Karauli (also formerly spelled Karoli or Karaulee) is a city in the Indian state of Rajasthan. The city was formerly named Kalyanpuri. It is in the Braj region and holds religious importance in Hinduism. The city is the administrative center of Karauli District and was formerly the capital of the erstwhile princely state of Karauli. Karauli District comes under Bharatpur Divisional Commissionerate.

==Geography==
Karauli is at . It has an average elevation of 275 metres (902 ft).

==History==

=== Ancient history ===
Karauli was a part of the Matsya Kingdom (1400-300 BCE), one of the 16 ancient Mahājanapadas.

Earlier, Karauli, along with Alwar, was part of the Matsya kingdom, according to the legend of Mahabharata. The modern princely state Karauli State was founded in about 995 by ruler Raja Bijai Pal Jadaun, who claimed descent from the Hindu god Krishna. His Highness the Maharaja maintains a military force of 281 cavalry, 1640 infantry, and 56 guns, and is entitled to a salute of 17 guns (as of 1892).

The Britishers later occupied it, and they ruled up to 1947. The Maharaja's palace is a handsome block of buildings, some of them dating to the mid-18th century. Karauli State was founded by Maharaja Bijaipal. The dynasty is said to be of Yaduvanshi Jadaun Rajputs.A municipality was established at Karauli in 1884.

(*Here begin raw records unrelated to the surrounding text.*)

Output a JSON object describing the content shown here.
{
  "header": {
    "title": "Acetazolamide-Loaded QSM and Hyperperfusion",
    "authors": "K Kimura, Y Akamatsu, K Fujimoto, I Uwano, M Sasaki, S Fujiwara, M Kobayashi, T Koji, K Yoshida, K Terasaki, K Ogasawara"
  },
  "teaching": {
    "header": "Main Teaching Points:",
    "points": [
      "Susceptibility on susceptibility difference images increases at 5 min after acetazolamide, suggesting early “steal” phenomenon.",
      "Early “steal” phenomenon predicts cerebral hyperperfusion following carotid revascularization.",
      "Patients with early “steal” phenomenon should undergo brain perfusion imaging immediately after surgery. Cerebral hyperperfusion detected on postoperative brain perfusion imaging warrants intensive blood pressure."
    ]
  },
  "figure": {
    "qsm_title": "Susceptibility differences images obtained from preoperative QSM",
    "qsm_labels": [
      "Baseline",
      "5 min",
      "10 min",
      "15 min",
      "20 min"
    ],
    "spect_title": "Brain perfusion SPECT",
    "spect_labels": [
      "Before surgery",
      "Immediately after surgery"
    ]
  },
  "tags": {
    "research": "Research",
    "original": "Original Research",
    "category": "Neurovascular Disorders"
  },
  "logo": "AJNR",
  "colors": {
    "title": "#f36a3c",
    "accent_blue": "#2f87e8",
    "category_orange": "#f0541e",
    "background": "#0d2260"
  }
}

== Tourist Destinations. ==
Karauli is famous for various tourist destination including the religious tourism. Madan Mohan Ji Temple, Kaila Devi Temple, Shri Mahaveer Ji Temple, Mehandipur Balaji, Mandrayal Fort, Baithe Hanuman ji Temple are destinations.

==Demographics==

As of 2011 India census, Karauli had a population of 82,960. Males constitute 53% of the population and females 47%. Karauli has an average literacy rate of 53%, lower than the national average of 59.5%. Male literacy is 65%, and female literacy is 41%. In Karauli, 19% of the population is under 6 years of age.

== Famous Personalities ==

1. Kunwar Madan Singh – Famous for Satyagraha in Karauli and Hunger strike in 1927.